Just how hard will it be for some high-flying unicorns to go public? The question gets more serious and worrisome by the week.
To understand how much the late-stage market has changed in the last few months, we’re once again pulling public market data that we will contrast against mega-unicorn Databricks’ known results. Recall that we executed this experiment in February, when the data analytics company announced that it closed 2021 with $800 million in ARR, and in April, when we took a look at the company under the harsher lights of a declining market for software revenues.
That downward trend continued, meaning that it’s time to take another pass at the exercise.
TechCrunch+ is having a Memorial Day sale. You can save 50% on annual subscriptions for a limited time.
I promise that we’re not picking on Databricks for any reason other than that it committed the well-known sin of being more transparent than is traditional during its growth phase. By that I mean it shared a host of data points during its life as a private company. For that we are thankful. Sadly, because many of its peers preferred to hide their — let’s be clear: lesser — results, we are left using Databricks as our benchmark for how much things have changed in SaaS land.
It’s never great to punish the honest for their candor, but we also can’t avoid working to understand the current market — it’s our job. So, more with Databricks data today, even if we are reaching the point of cruelty.
So let’s chat results and valuations and see just how much work Databricks might have ahead of it to go public.
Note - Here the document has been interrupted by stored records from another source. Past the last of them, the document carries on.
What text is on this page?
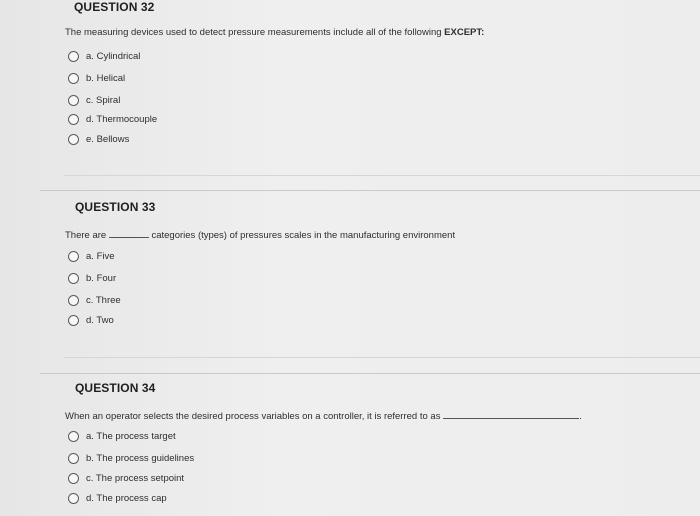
QUESTION 32
The measuring devices used to detect pressure measurements include all of the following EXCEPT:
a. Cylindrical
b. Helical
c. Spiral
d. Thermocouple
e. Bellows
QUESTION 33
There are	categories (types) of pressures scales in the manufacturing environment
a. Five
b. Four
c. Three
d. Two
QUESTION 34
When an operator selects the desired process variables on a controller, it is referred to as	.
a. The process target
b. The process guidelines
c. The process setpoint
d. The process cap
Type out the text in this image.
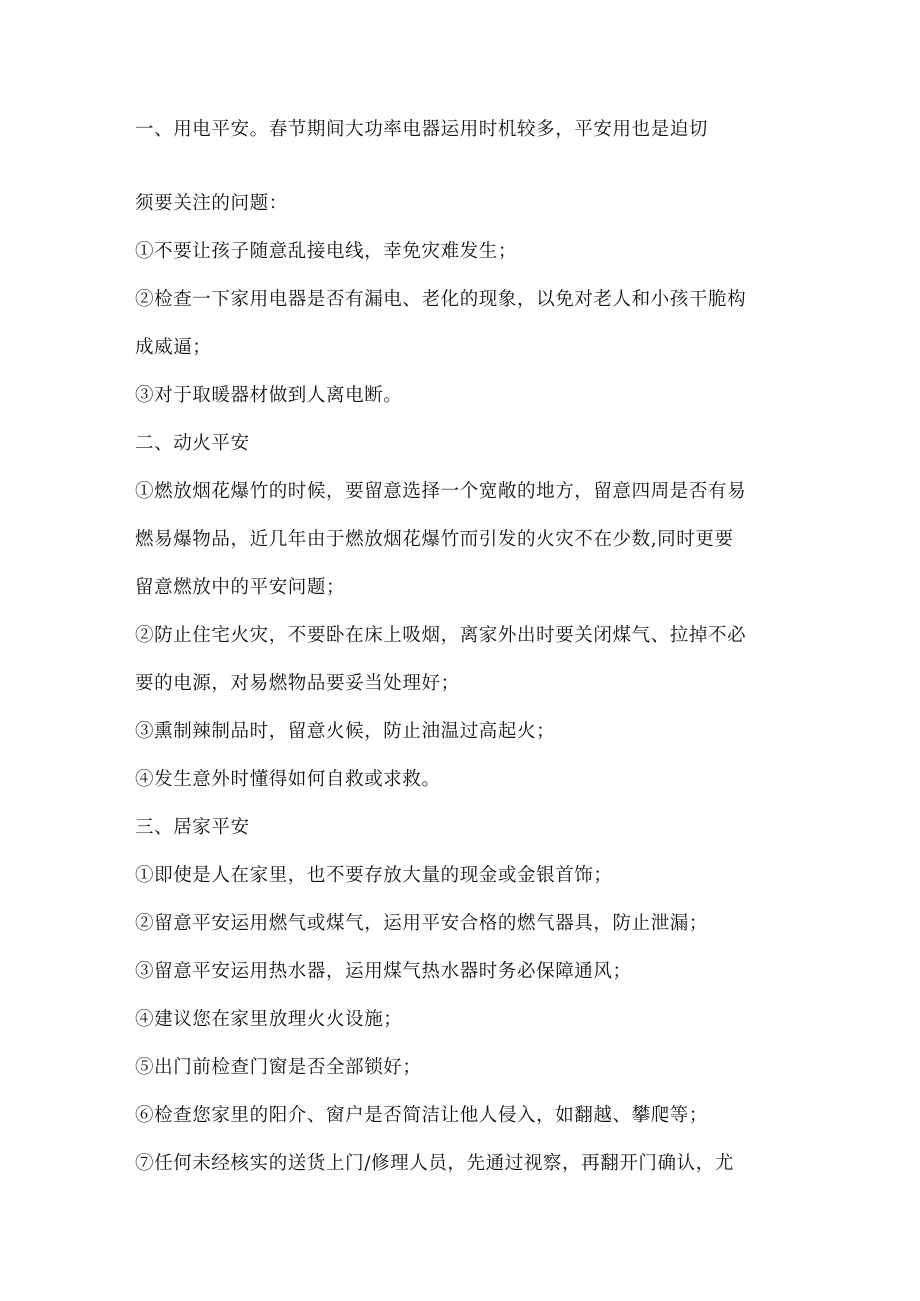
一、用电平安。春节期间大功率电器运用时机较多，平安用也是迫切
须要关注的问题：
①不要让孩子随意乱接电线，幸免灾难发生；
②检查一下家用电器是否有漏电、老化的现象，以免对老人和小孩干脆构
成威逼；
③对于取暖器材做到人离电断。
二、动火平安
①燃放烟花爆竹的时候，要留意选择一个宽敞的地方，留意四周是否有易
燃易爆物品，近几年由于燃放烟花爆竹而引发的火灾不在少数,同时更要
留意燃放中的平安问题；
②防止住宅火灾，不要卧在床上吸烟，离家外出时要关闭煤气、拉掉不必
要的电源，对易燃物品要妥当处理好；
③熏制辣制品时，留意火候，防止油温过高起火；
④发生意外时懂得如何自救或求救。
三、居家平安
①即使是人在家里，也不要存放大量的现金或金银首饰；
②留意平安运用燃气或煤气，运用平安合格的燃气器具，防止泄漏；
③留意平安运用热水器，运用煤气热水器时务必保障通风；
④建议您在家里放理火火设施；
⑤出门前检查门窗是否全部锁好；
⑥检查您家里的阳介、窗户是否简洁让他人侵入，如翻越、攀爬等；
⑦任何未经核实的送货上门/修理人员，先通过视察，再翻开门确认，尤
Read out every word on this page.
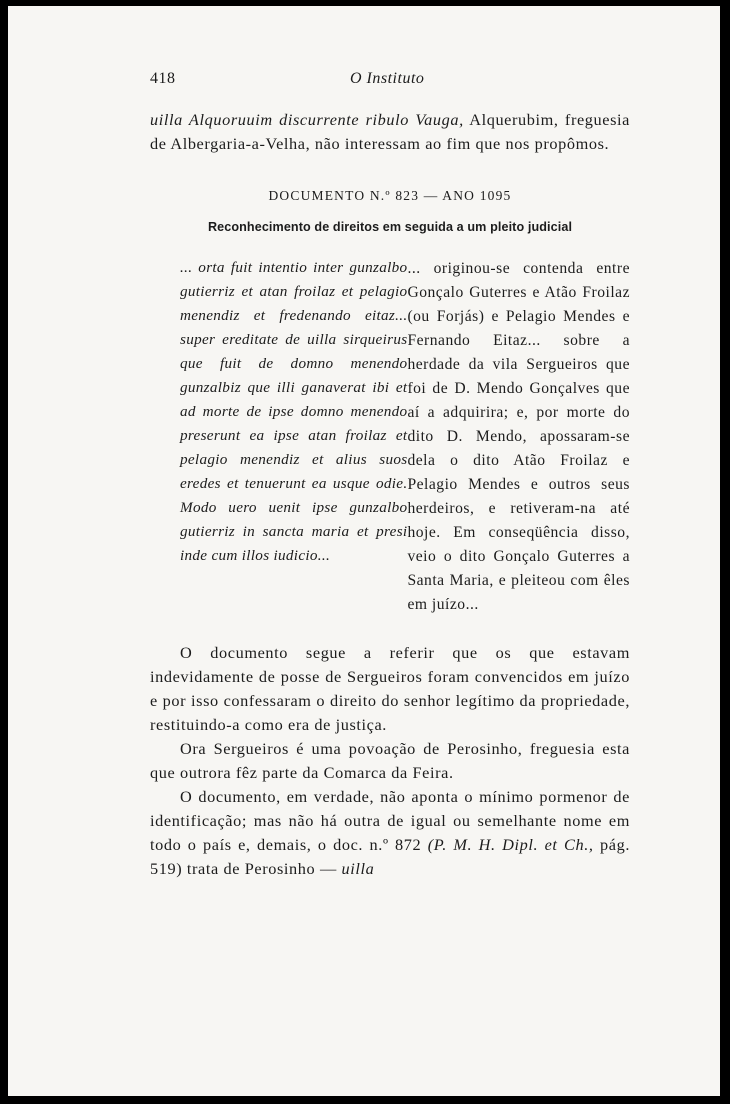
418	O Instituto

uilla Alquoruuim discurrente ribulo Vauga, Alquerubim, freguesia de Albergaria-a-Velha, não interessam ao fim que nos propômos.

DOCUMENTO N.º 823 — ANO 1095
Reconhecimento de direitos em seguida a um pleito judicial

... orta fuit intentio inter gunzalbo gutierriz et atan froilaz et pelagio menendiz et fredenando eitaz... super ereditate de uilla sirqueirus que fuit de domno menendo gunzalbiz que illi ganaverat ibi et ad morte de ipse domno menendo preserunt ea ipse atan froilaz et pelagio menendiz et alius suos eredes et tenuerunt ea usque odie. Modo uero uenit ipse gunzalbo gutierriz in sancta maria et presi inde cum illos iudicio...

... originou-se contenda entre Gonçalo Guterres e Atão Froilaz (ou Forjás) e Pelagio Mendes e Fernando Eitaz... sobre a herdade da vila Sergueiros que foi de D. Mendo Gonçalves que aí a adquirira; e, por morte do dito D. Mendo, apossaram-se dela o dito Atão Froilaz e Pelagio Mendes e outros seus herdeiros, e retiveram-na até hoje. Em conseqüência disso, veio o dito Gonçalo Guterres a Santa Maria, e pleiteou com êles em juízo...

O documento segue a referir que os que estavam indevidamente de posse de Sergueiros foram convencidos em juízo e por isso confessaram o direito do senhor legítimo da propriedade, restituindo-a como era de justiça.

Ora Sergueiros é uma povoação de Perosinho, freguesia esta que outrora fêz parte da Comarca da Feira.

O documento, em verdade, não aponta o mínimo pormenor de identificação; mas não há outra de igual ou semelhante nome em todo o país e, demais, o doc. n.º 872 (P. M. H. Dipl. et Ch., pág. 519) trata de Perosinho — uilla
Keep in mind that extension rounds at prior terms are coming back into vogue (Gusto is one example of this trend among the multi-unicorns), so we could see the company collect quiet capital without a public repricing before it does list. Our eyes, of course, are peeled.
Now, let’s have some fun.
A historical tour of Databricks’ valuation multiples
Pulling from our February and April coverage, a historical rundown of Databricks’ valuation and fundraising:
- Q3 2019: $200 million run rate, $6.2 billion valuation — 31x run-rate multiple
- End of 2020: $425 million ARR, $28 billion valuation — 66x ARR multiple
- August 2021: $600 million ARR, $38 billion valuation — 63x ARR multiple
- End of 2021: $800 million+ ARR, $38 billion valuation — 47.5x ARR multiple
Knowing what we did in April about the historical growth of Databricks’ revenue, we estimated that the company was at around $1 billion in ARR at that date, so we’ll go ahead and calculate the following ratios using both $1 billion and $1.1 billion ARR numbers for the company. You can decide which you think is a fairer estimate.
Now, at $1.0 billion in ARR, Databricks is worth 38x its annual recurring revenue. At $1.1 billion, 34.5x. That’s not a huge difference, mind, so no matter how you handicap the company’s recent growth, Databricks is worth around mid-to-high 30x its current top line. The question is how far from market reality that number is today.